UKNW SOUNDS : DEPTFORD GOTH (UK)
On ne serait dire si ce pseudonyme renvoie au code vestimentaire « goth » ou au nom du quartier naval de l’East South londonien. Ce n’est ni l’un ni l’autre. Cet alchimiste vient de Peckham et n’a définitivement rien à envier aux gothiques. Bien que surprenant, l’origine de ce nom reste un mystère. Tout comme les sons, les échos, les vibrations charnelles de ce cher Daniel Woolhouse. Mécanique implacable, obsédante… Telle une carapace musicale forgée avec tant d’épaisseur et d’ardeurs qu’elle arrive, avec l’album ‘Life After Defo’, à renaître plus éclatante encore et à s’élever langoureusement vers les cieux.
Sorti d’une formation dans l’assistanat scolaire, Woolhouse ne semblait pas destiner à produire tant de passions musicales. Après avoir appris la guitare comme un gamin, il arrive fraichement et courageusement sur MySpace en 2010 avec ‘Real Love Fantasy’, sorte de trip sensoriel irritable qui le place directement dans une musique expérimentale déchue, en laissant tout de même entrevoir le génie de son LP.
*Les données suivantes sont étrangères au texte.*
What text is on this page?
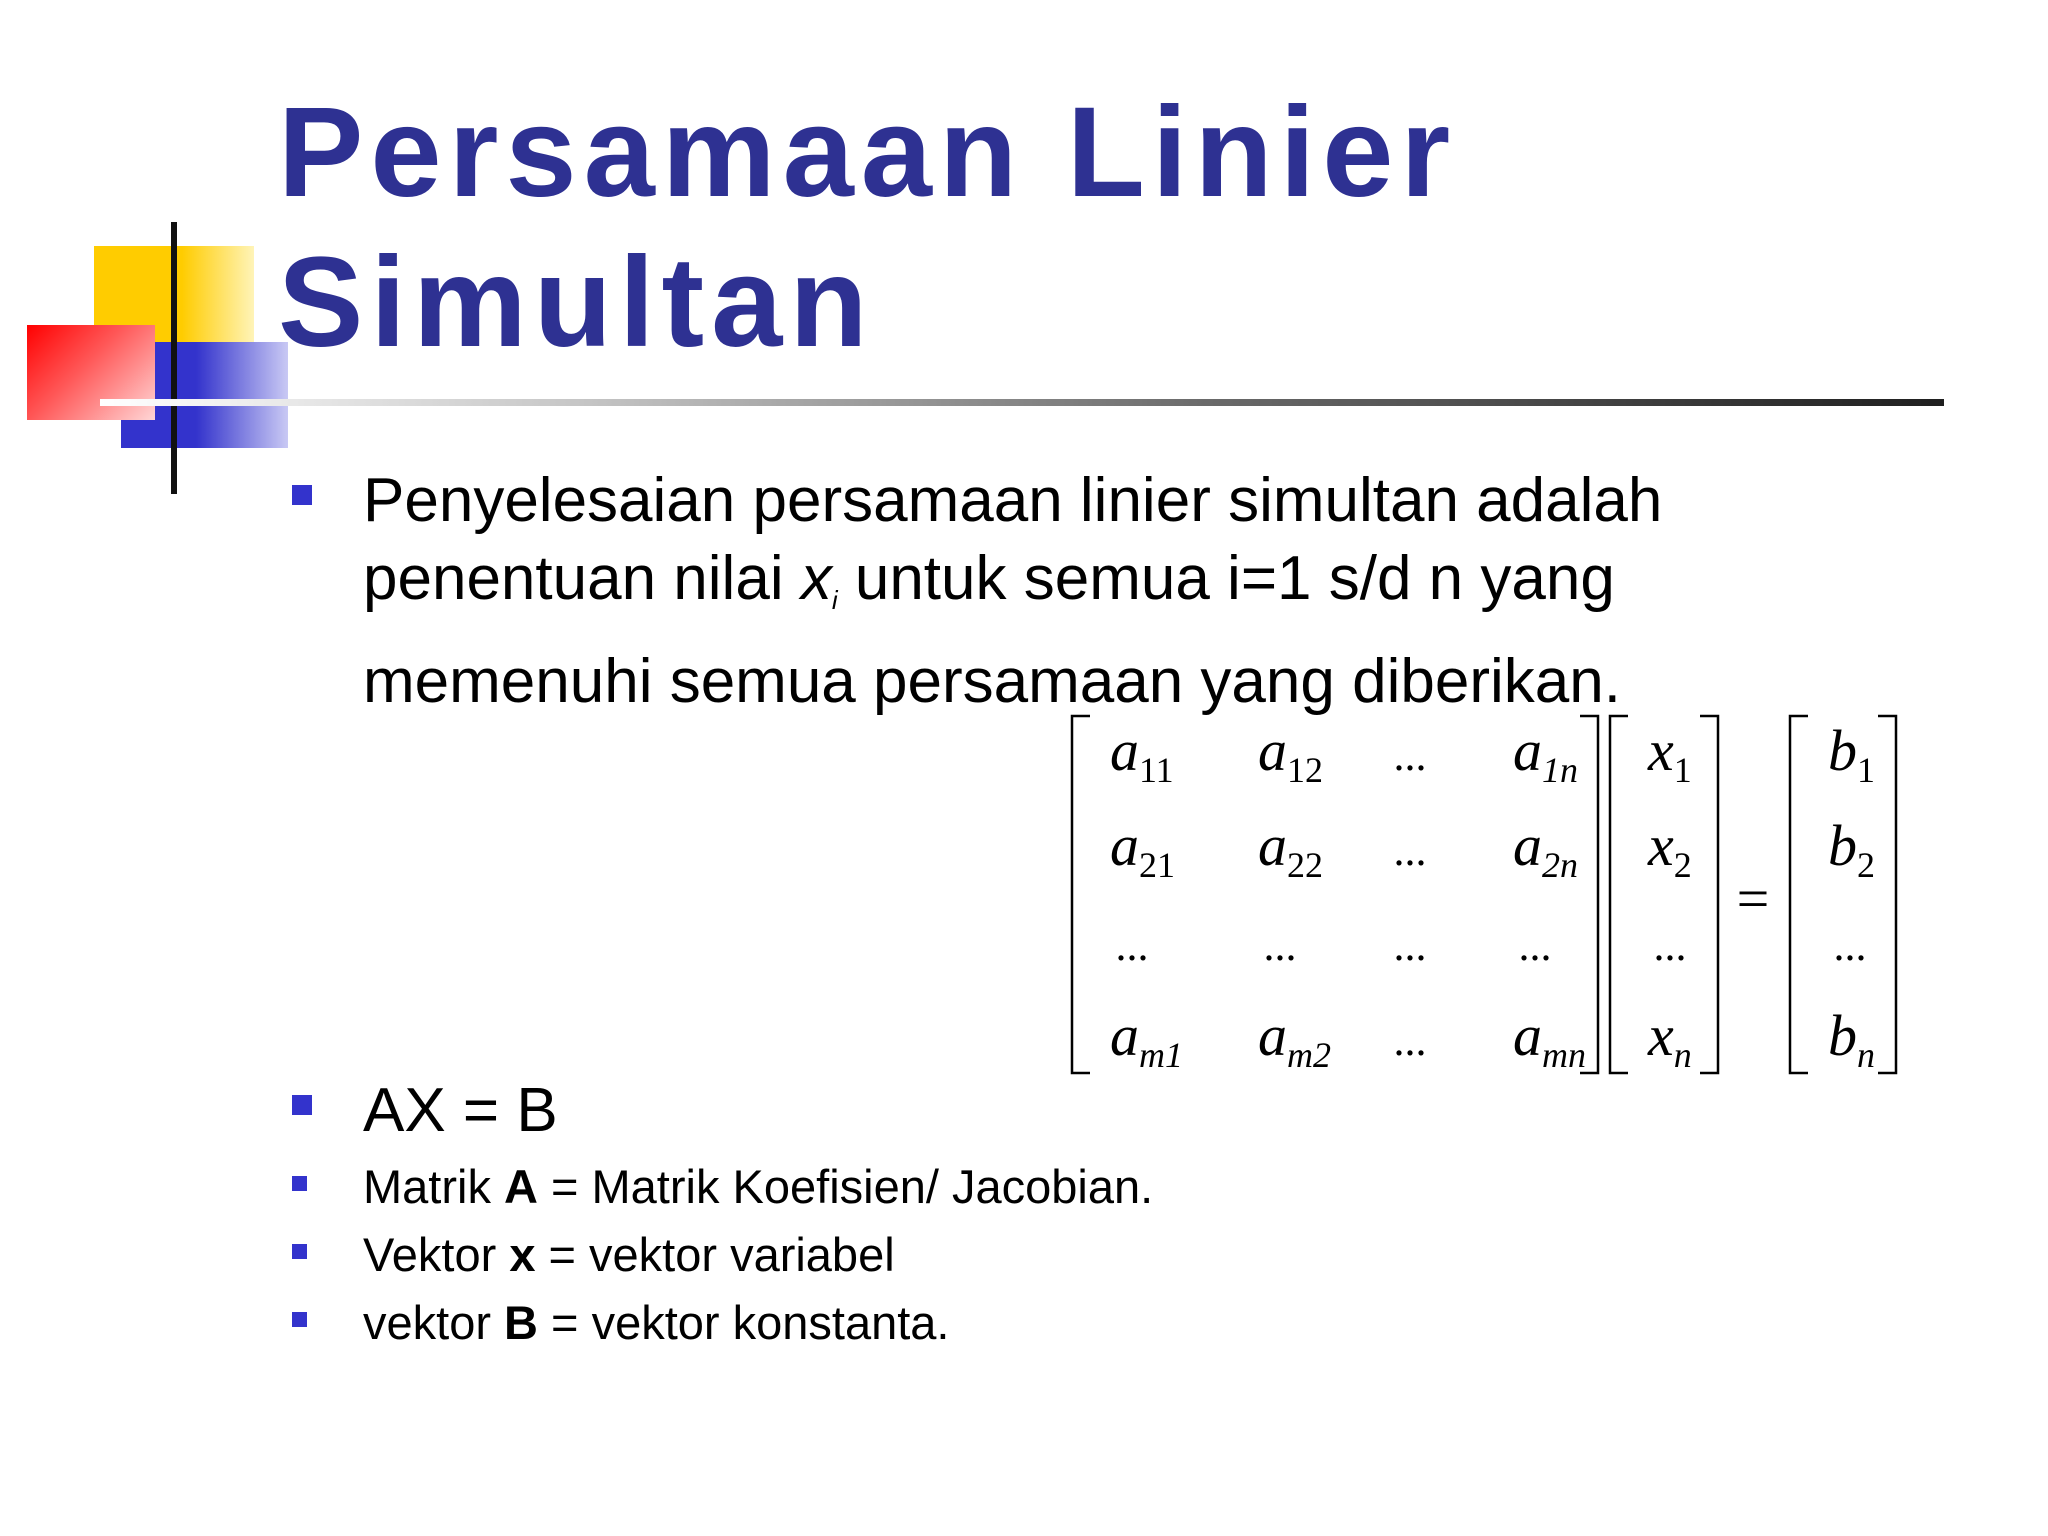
Persamaan Linier
Simultan
Penyelesaian persamaan linier simultan adalah
penentuan nilai $x_i$ untuk semua i=1 s/d n yang
memenuhi semua persamaan yang diberikan.
$a_{11}$ $a_{12}$ ... $a_{1n}$
$a_{21}$ $a_{22}$ ... $a_{2n}$
...	... ... ...
$a_{m1}$ $a_{m2}$ ... $a_{mn}$
$x_1$
$x_2$
...
$x_n$
=
$b_1$
$b_2$
...
$b_n$
AX = B
Matrik A = Matrik Koefisien/ Jacobian.
Vektor x = vektor variabel
vektor B = vektor konstanta.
Un calme cosmique règne sur ‘Life After Defo’ : la lenteur clinique tout en retenue et en maitrise de ‘Bronze Age’ et ‘Guts No Glory’, la berceuse minimaliste ‘Lions’, les orchestrations entrainantes sur les beats de ‘Feal Real’ et de ‘Union’, le tout accompagner de sa voix monocorde et fantomatique, faisant passer James Blake et The xx pour des prétentieux. Ses clips hand-made sont le reflet cliquant de sa musicalité, projetant des images floues et feutrées aux teintes cliniques et aseptisées. Son premier clip publié ‘Union’ plante le décor : balade bucolique à travers bois, ballons bourrés d’hélium noué aux poignés, semblant le tiré vers le haut. A l’inverse, il chante les yeux cloués au sol, pieds enracinés au sol, dans sa réalité. Pour enfin lâcher prise face à l’horizon, et laisser vaguer ses balles chromatiques dans l’air amniotique. Tout est là, toutes ses sonorités revues et corrigées pour présenter une métaphore nuancée de la retenue.
Tour de force saisissant, Woolhouse arrive à transmuter, non pas les métaux précieux d’un l’alchimiste, mais les harmonies électroniques pour nous offrir la plus belle pierre philosophale.